A British conservation project turned successful when it managed to achieve the goal of reintroducing red squirrels in their native habitat in the Scottish Highlands. The project was launched by the Trees for Life foundation, and it aims to continue reintroducing the species until it reaches high numbers again.
Red squirrels returned to the Highlands
The Scottish Highlands had to deal with massive deforestation, which reduced the forest area to only a few isolated patches of trees. This had a huge impact on the native species of red squirrels. Adding the influence of the grey squirrels, which didn’t originate in the area but were artificially introduced there, the other species has been driven away.
Therefore, Trees for Life decided to bring red squirrels back home. Last year, they started reintroducing the species in the north-western region of Scotland, and the populations have already started thriving. They managed to reach 138,000 specimens, and the foundations plans to do what it can to boost their numbers even more.
This initiative might prove incredible. Red squirrels have thrived and readapted really well to the habitat, but the news is even better. Researchers spotted them populating other neighboring areas, on a range of 9 miles from the region they had been first introduced.
Grey squirrels were to blame for the decline in numbers of the red ones
Over the past few years, red squirrels suffered a serious decline in their numbers.
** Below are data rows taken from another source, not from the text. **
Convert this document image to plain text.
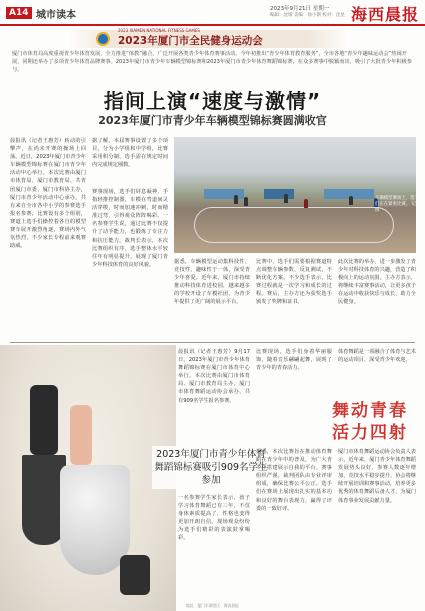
A14 城市读本
2023年9月21日 星期一
编辑：沈婧 美编：徐小钢 校对：沈星 海西晨报
2023 XIAMEN NATIONAL FITNESS GAMES
2023年厦门市全民健身运动会

厦门市体育局高度重视青少年体育发展，全力推进“体教”融合，广泛开展各类青少年体育赛事活动。今年初推出“青少年体育教育服务”，全市各地“青少年趣味运动会”热闹开展，同期还举办了多项青少年体育品牌赛事。2023年厦门市青少年车辆模型锦标赛和2023年厦门市青少年体育舞蹈锦标赛，在众多赛事中脱颖而出，吸引了大批青少年积极参与。

指间上演“速度与激情”
2023年厦门市青少年车辆模型锦标赛圆满收官

晨报讯（记者王惠芳）转动的引擎声，在尚未开赛的操场上回荡。近日，2023年厦门市青少年车辆模型锦标赛在厦门市青少年活动中心举行。本次比赛由厦门市体育局、厦门市教育局、共青团厦门市委、厦门市科协主办，厦门市青少年活动中心承办。共有来自全市各中小学的参赛选手报名参赛，比赛设有多个组别，赛道上选手们操控着各自的模型赛车展开激烈角逐，赛场内外气氛热烈，不少家长专程前来观赛助威。

据了解，本届赛事设置了多个项目，分为小学组和中学组，比赛采用积分制，选手需在规定时间内完成规定圈数。

赛事现场，选手们屏息凝神，手指轻推控制器，车模在弯道间灵活穿梭，时而加速冲刺，时而精准过弯，引得观众阵阵喝彩。一名参赛学生说，通过比赛不仅提升了动手能力，也锻炼了专注力和抗压能力。裁判长表示，本次比赛组织有序，选手整体水平较往年有明显提升，展现了厦门青少年科技体育的良好风貌。

车辆模型赛场上，选手们正在紧张比赛。 记者 摄

据悉，车辆模型运动集科技性、竞技性、趣味性于一体，深受青少年喜爱。近年来，厦门市持续推动科技体育进校园，越来越多的学校开设了车模社团，为青少年提供了更广阔的展示平台。

比赛中，选手们需要根据赛道特点调整车辆参数，反复测试，不断优化方案。不少选手表示，比赛过程就是一次学习和成长的过程。赛后，主办方还为获奖选手颁发了奖牌和证书。

此次比赛的举办，进一步激发了青少年对科技体育的兴趣，营造了积极向上的运动氛围。主办方表示，将继续丰富赛事活动，让更多孩子在运动中收获快乐与成长，助力全民健身。

晨报讯（记者王惠芳）9月17日，2023年厦门市青少年体育舞蹈锦标赛在厦门市体育中心举行。本次比赛由厦门市体育局、厦门市教育局主办，厦门市体育舞蹈运动协会承办，共有909名学生报名参赛。

比赛现场，选手们身着华丽服饰，随着音乐翩翩起舞，展现了青少年的青春活力。

体育舞蹈是一项融合了体育与艺术的运动项目，深受青少年欢迎。

舞动青春
活力四射
2023年厦门市青少年体育舞蹈锦标赛吸引909名学生参加

一名参赛学生家长表示，孩子学习体育舞蹈已有三年，不仅身体素质提高了，性格也变得更加开朗自信。现场观众纷纷为选手们精彩的表演鼓掌喝彩。

据悉，本次比赛旨在推动体育舞蹈在青少年中的普及，为广大青少年搭建展示自我的平台。赛事组织严谨，裁判团队由专业评审组成，确保比赛公平公正。选手们在赛场上展现出扎实的基本功和良好的舞台表现力，赢得了评委的一致好评。

厦门市体育舞蹈运动协会负责人表示，近年来，厦门青少年体育舞蹈发展势头良好，参赛人数逐年增加，竞技水平稳步提升。协会将继续开展培训和赛事活动，培养更多优秀的体育舞蹈后备人才，为厦门体育事业发展贡献力量。

地址：厦门市湖里区 · 海西晨报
Once, about 3.5 million specimens on average could be spotted all over United Kingdom. Then, reports showed how their number decreased to 25,000 in 2005, and their grey siblings are to blame.
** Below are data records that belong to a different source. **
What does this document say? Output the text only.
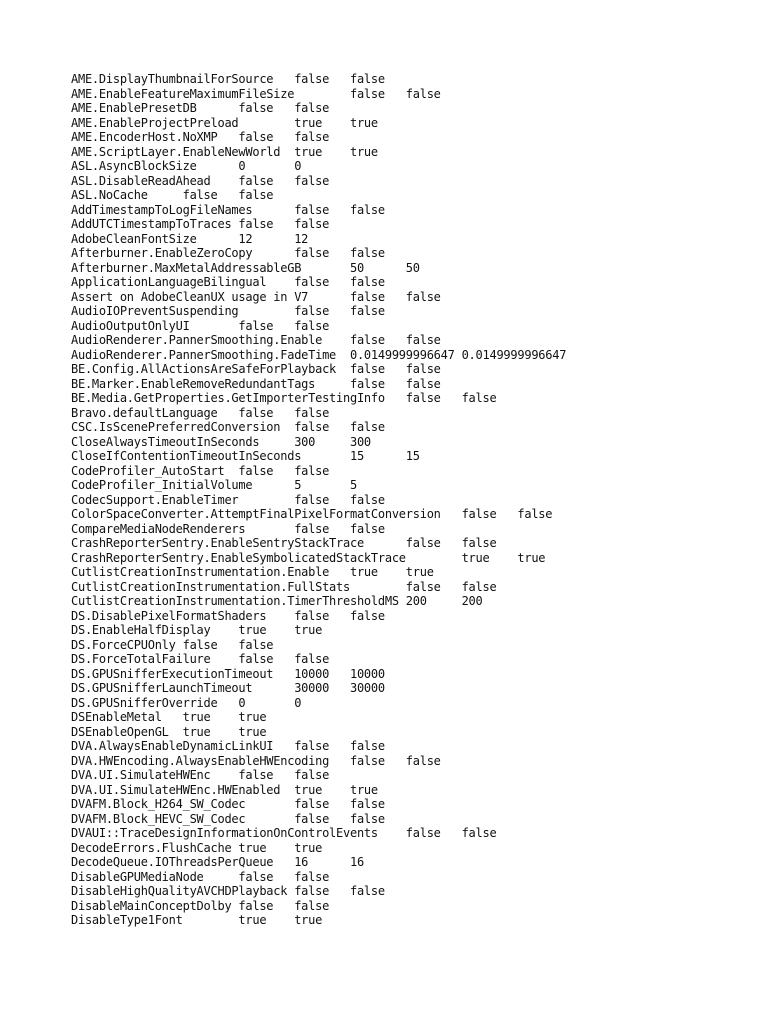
AME.DisplayThumbnailForSource	false	false
AME.EnableFeatureMaximumFileSize	false	false
AME.EnablePresetDB	false	false
AME.EnableProjectPreload	true	true
AME.EncoderHost.NoXMP	false	false
AME.ScriptLayer.EnableNewWorld	true	true
ASL.AsyncBlockSize	0	0
ASL.DisableReadAhead	false	false
ASL.NoCache	false	false
AddTimestampToLogFileNames	false	false
AddUTCTimestampToTraces	false	false
AdobeCleanFontSize	12	12
Afterburner.EnableZeroCopy	false	false
Afterburner.MaxMetalAddressableGB	50	50
ApplicationLanguageBilingual	false	false
Assert on AdobeCleanUX usage in V7	false	false
AudioIOPreventSuspending	false	false
AudioOutputOnlyUI	false	false
AudioRenderer.PannerSmoothing.Enable	false	false
AudioRenderer.PannerSmoothing.FadeTime	0.0149999996647	0.0149999996647
BE.Config.AllActionsAreSafeForPlayback	false	false
BE.Marker.EnableRemoveRedundantTags	false	false
BE.Media.GetProperties.GetImporterTestingInfo	false	false
Bravo.defaultLanguage	false	false
CSC.IsScenePreferredConversion	false	false
CloseAlwaysTimeoutInSeconds	300	300
CloseIfContentionTimeoutInSeconds	15	15
CodeProfiler_AutoStart	false	false
CodeProfiler_InitialVolume	5	5
CodecSupport.EnableTimer	false	false
ColorSpaceConverter.AttemptFinalPixelFormatConversion	false	false
CompareMediaNodeRenderers	false	false
CrashReporterSentry.EnableSentryStackTrace	false	false
CrashReporterSentry.EnableSymbolicatedStackTrace	true	true
CutlistCreationInstrumentation.Enable	true	true
CutlistCreationInstrumentation.FullStats	false	false
CutlistCreationInstrumentation.TimerThresholdMS	200	200
DS.DisablePixelFormatShaders	false	false
DS.EnableHalfDisplay	true	true
DS.ForceCPUOnly	false	false
DS.ForceTotalFailure	false	false
DS.GPUSnifferExecutionTimeout	10000	10000
DS.GPUSnifferLaunchTimeout	30000	30000
DS.GPUSnifferOverride	0	0
DSEnableMetal	true	true
DSEnableOpenGL	true	true
DVA.AlwaysEnableDynamicLinkUI	false	false
DVA.HWEncoding.AlwaysEnableHWEncoding	false	false
DVA.UI.SimulateHWEnc	false	false
DVA.UI.SimulateHWEnc.HWEnabled	true	true
DVAFM.Block_H264_SW_Codec	false	false
DVAFM.Block_HEVC_SW_Codec	false	false
DVAUI::TraceDesignInformationOnControlEvents	false	false
DecodeErrors.FlushCache	true	true
DecodeQueue.IOThreadsPerQueue	16	16
DisableGPUMediaNode	false	false
DisableHighQualityAVCHDPlayback	false	false
DisableMainConceptDolby	false	false
DisableType1Font	true	true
This species was first introduced from the United States in 1876, and it was meant to be bred as ornamental animals in noble homes. However, they quickly expanded and, when people noticed how much damage they did to the environment and the red squirrel populations, it was already too late. Grey squirrels eat a lot more than their red siblings, and have a higher resistance to diseases. Therefore, it was easy for them to thrive better than the others.